Dear Future Boyfriend

Dear Future Boyfriend offers fans of Cristin O’Keefe Aptowicz a glimpse of the poet’s bittersweet past. The book is a reissue of her debut collection, which was initially published a little over a decade ago. As the title suggests, the focus of the collection is young love in all of its forms — excerpt, perhaps, the requited variety. Rather than coming across as a hopeless, pining adolescent throughout this volume, Aptowicz endears herself to the reader by coming across as a witty, charming, and self-deprecating adolescent who also happens to be hopeless and pining — a teen who wants nothing more than to be loved but also can’t help stopping to observe that a 25% off coupon for a discount bra store in the largest outlet mall in Pennsylvania does not make for the most romantic of anniversary gifts. Moreover, the poet doesn’t focus entirely on young love in this collection. Aptowicz also takes time to pay touching homage to her parents, her hometown, and the friends who shared the experiences that led her to becoming the poet she is today.
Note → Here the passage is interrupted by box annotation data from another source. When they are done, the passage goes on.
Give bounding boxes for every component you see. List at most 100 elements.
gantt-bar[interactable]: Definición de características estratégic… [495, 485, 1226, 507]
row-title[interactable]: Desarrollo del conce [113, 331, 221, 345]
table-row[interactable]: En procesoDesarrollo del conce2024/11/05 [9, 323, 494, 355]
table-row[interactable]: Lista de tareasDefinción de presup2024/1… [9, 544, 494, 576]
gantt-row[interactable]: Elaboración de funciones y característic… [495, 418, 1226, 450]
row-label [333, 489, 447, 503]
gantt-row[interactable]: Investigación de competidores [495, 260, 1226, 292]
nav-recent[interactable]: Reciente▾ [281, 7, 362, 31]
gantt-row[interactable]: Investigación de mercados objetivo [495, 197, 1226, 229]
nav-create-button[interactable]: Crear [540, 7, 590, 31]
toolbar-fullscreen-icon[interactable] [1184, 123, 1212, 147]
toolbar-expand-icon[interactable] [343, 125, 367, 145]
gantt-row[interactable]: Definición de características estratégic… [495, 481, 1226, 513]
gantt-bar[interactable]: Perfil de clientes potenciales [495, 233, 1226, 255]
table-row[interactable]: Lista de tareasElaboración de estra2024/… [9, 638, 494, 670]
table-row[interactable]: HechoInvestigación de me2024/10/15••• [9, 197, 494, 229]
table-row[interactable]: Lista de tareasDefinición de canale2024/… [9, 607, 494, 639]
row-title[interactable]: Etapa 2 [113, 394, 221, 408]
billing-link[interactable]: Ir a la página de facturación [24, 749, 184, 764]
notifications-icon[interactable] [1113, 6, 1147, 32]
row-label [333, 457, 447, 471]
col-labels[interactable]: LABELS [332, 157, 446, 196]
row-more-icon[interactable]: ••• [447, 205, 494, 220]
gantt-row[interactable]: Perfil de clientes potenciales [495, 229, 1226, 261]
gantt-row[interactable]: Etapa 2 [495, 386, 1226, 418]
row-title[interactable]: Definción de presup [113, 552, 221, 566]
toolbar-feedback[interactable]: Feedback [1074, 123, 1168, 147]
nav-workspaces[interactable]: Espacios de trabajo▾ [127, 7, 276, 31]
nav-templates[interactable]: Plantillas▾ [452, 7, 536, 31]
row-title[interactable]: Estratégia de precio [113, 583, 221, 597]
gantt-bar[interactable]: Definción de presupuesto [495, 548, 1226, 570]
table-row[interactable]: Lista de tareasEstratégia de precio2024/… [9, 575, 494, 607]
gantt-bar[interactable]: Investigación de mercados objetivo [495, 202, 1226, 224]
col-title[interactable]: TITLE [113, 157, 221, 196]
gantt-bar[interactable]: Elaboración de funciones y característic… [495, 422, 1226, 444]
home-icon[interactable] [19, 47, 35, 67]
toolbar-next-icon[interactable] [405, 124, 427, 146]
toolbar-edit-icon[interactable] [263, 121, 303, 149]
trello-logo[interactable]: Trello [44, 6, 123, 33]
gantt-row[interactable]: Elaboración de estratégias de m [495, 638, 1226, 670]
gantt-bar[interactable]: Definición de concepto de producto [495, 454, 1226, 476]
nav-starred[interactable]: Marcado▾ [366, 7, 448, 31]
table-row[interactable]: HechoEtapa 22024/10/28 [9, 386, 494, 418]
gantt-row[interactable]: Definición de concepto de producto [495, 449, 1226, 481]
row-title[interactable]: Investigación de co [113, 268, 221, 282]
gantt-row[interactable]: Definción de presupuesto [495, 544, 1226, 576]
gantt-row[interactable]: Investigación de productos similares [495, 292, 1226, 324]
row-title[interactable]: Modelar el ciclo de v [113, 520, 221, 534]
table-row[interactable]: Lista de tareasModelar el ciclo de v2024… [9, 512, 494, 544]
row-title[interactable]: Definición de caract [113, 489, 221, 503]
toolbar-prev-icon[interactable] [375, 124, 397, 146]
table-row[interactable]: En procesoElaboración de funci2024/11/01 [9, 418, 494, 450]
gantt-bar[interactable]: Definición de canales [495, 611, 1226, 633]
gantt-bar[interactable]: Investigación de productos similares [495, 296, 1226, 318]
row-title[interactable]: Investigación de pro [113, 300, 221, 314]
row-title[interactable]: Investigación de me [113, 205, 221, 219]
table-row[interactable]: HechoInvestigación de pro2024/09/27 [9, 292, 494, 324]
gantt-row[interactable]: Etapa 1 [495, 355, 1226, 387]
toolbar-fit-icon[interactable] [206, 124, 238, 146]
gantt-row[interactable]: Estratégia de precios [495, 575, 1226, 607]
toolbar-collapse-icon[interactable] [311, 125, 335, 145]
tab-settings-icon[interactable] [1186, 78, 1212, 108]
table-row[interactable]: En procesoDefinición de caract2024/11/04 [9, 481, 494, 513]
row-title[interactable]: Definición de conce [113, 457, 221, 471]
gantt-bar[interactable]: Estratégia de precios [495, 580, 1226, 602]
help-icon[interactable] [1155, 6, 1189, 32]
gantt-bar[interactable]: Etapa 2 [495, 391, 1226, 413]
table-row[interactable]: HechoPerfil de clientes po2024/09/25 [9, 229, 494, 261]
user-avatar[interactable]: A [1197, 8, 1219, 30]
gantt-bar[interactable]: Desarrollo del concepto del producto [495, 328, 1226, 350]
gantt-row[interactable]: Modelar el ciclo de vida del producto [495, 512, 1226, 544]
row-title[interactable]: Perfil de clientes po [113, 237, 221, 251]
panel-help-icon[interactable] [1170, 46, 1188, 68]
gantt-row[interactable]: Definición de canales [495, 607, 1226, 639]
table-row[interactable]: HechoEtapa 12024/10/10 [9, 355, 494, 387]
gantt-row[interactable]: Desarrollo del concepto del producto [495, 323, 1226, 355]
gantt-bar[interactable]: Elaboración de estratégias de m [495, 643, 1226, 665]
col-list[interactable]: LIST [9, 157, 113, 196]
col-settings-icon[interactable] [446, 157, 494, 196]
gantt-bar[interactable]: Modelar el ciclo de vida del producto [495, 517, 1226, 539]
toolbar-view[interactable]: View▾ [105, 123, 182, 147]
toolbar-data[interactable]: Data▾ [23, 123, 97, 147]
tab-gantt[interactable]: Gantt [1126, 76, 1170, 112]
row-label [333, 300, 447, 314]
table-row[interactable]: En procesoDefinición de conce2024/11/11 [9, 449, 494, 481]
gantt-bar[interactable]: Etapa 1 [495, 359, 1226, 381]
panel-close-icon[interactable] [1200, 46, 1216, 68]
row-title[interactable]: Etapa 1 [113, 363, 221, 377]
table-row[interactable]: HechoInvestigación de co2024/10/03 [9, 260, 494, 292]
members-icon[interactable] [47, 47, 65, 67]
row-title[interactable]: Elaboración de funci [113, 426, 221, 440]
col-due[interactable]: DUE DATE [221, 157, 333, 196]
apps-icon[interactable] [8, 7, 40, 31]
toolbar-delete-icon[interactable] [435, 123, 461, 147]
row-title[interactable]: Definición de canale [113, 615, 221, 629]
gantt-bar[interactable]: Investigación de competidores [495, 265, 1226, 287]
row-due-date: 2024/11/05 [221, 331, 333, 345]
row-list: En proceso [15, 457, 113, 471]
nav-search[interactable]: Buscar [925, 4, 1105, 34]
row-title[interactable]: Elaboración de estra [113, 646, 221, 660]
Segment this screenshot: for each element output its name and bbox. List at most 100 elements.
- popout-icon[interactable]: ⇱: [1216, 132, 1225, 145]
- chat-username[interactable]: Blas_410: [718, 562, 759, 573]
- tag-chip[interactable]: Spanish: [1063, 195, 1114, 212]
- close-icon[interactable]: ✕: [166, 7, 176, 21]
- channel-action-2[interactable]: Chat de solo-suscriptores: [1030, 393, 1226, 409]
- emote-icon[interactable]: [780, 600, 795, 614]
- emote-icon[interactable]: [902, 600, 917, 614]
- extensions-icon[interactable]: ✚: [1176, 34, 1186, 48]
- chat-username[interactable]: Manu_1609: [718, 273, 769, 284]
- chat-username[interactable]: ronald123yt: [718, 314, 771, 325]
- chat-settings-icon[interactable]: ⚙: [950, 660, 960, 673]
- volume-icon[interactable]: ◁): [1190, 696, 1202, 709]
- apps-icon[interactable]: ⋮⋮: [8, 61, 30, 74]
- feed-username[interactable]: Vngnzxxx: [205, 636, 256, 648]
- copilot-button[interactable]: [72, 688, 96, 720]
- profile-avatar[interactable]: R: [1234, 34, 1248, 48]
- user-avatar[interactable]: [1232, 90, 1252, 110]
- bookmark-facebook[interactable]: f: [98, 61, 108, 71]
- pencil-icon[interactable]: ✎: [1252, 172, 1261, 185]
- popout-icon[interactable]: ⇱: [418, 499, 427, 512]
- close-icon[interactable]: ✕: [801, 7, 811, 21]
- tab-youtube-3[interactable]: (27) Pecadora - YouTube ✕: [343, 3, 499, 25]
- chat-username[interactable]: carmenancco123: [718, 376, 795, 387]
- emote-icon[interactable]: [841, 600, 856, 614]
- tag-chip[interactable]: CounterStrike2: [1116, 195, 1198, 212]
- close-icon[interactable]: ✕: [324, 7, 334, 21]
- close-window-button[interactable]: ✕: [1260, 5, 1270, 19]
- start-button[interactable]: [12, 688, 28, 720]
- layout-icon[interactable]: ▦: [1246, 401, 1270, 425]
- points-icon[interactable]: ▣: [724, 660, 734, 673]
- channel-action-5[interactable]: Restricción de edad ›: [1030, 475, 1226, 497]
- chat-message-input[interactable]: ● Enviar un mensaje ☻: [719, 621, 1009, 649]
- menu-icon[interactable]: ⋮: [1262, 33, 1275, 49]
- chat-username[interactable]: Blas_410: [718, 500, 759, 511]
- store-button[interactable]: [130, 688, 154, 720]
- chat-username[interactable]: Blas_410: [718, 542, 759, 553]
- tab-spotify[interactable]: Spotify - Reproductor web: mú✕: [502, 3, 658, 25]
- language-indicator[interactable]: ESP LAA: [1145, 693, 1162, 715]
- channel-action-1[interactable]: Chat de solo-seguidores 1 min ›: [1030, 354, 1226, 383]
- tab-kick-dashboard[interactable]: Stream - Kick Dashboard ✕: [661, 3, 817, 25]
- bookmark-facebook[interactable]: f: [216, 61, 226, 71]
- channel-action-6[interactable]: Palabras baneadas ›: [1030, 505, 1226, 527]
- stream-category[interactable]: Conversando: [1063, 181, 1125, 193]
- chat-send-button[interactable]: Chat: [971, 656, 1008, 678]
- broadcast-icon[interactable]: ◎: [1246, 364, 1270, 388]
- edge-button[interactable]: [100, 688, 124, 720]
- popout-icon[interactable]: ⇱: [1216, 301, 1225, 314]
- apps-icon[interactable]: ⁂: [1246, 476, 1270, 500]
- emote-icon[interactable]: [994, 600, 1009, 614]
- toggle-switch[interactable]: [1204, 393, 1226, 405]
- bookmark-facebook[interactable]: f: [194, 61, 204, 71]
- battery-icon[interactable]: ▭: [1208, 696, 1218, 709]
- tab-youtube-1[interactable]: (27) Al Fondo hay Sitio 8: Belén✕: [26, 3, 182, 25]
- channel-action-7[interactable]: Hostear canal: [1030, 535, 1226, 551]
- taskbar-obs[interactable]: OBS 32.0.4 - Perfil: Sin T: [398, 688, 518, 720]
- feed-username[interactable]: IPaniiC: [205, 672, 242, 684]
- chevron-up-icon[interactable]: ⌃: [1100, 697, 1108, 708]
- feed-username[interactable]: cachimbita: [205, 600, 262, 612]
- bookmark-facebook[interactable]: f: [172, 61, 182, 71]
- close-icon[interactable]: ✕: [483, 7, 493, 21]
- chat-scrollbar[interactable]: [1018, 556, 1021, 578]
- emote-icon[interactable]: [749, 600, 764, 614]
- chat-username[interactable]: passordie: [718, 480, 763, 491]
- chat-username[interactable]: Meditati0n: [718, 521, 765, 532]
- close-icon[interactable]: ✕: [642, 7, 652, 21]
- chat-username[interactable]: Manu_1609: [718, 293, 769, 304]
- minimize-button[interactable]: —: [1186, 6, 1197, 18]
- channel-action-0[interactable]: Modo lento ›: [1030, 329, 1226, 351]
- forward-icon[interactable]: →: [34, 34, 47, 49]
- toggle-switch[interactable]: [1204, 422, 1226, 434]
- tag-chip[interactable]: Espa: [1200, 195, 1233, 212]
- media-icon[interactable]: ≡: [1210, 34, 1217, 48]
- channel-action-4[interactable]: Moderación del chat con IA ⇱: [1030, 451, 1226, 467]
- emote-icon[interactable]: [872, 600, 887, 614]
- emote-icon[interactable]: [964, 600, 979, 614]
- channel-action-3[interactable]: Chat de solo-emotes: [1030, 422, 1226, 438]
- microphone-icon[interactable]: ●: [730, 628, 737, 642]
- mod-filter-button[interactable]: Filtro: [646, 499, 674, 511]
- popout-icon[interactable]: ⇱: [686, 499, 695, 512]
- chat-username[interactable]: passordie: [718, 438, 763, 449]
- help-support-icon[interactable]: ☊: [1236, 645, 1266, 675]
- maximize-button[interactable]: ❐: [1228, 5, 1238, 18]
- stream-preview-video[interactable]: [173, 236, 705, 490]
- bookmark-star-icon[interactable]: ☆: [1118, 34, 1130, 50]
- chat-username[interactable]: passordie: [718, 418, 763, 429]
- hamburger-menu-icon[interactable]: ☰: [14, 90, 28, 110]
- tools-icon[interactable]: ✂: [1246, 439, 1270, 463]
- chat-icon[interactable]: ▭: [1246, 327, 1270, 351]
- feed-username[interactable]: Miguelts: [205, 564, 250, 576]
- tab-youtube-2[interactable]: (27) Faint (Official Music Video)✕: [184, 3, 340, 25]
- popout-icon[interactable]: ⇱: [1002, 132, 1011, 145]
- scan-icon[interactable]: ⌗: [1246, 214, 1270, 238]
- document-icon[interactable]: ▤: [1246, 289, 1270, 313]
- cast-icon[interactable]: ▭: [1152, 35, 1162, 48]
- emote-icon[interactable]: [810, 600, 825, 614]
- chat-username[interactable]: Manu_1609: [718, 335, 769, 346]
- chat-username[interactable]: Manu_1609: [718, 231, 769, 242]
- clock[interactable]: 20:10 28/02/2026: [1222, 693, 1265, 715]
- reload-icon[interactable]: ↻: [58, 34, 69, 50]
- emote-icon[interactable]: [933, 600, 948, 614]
Of special note, at least for a Philadelphia native like myself, are the poems “August in Philadelphia,” which offers a backwards glimpse at the City of Brotherly Love as the poet prepares for her first big move to the Big Apple, and “To the Boy Who Builds and Paints Sets at the Arden Theatre Company in Philadelphia,” which is a fitting paean not only to the “boy” in question but also to hopeless infatuation itself. Also noteworthy are “The Guy Who Hated My Stuff on Poemfone (A Found Poem),” in which the poet reproduces a borderline psychotic voice-mail response to one of her poems to great comic effect, and “Hard Bargain,” which sees the poet making an IPO of sorts for the rights to her virginity.

Anyone who’s ever been young and in love will find something to enjoy in Dear Future Boyfriend. What’s more, fans of Cristin O’Keefe Apotwicz will enjoy bearing witness to the initial stirrings of wit and sharp observation that mark her later work. Overall, a fun and at times moving read.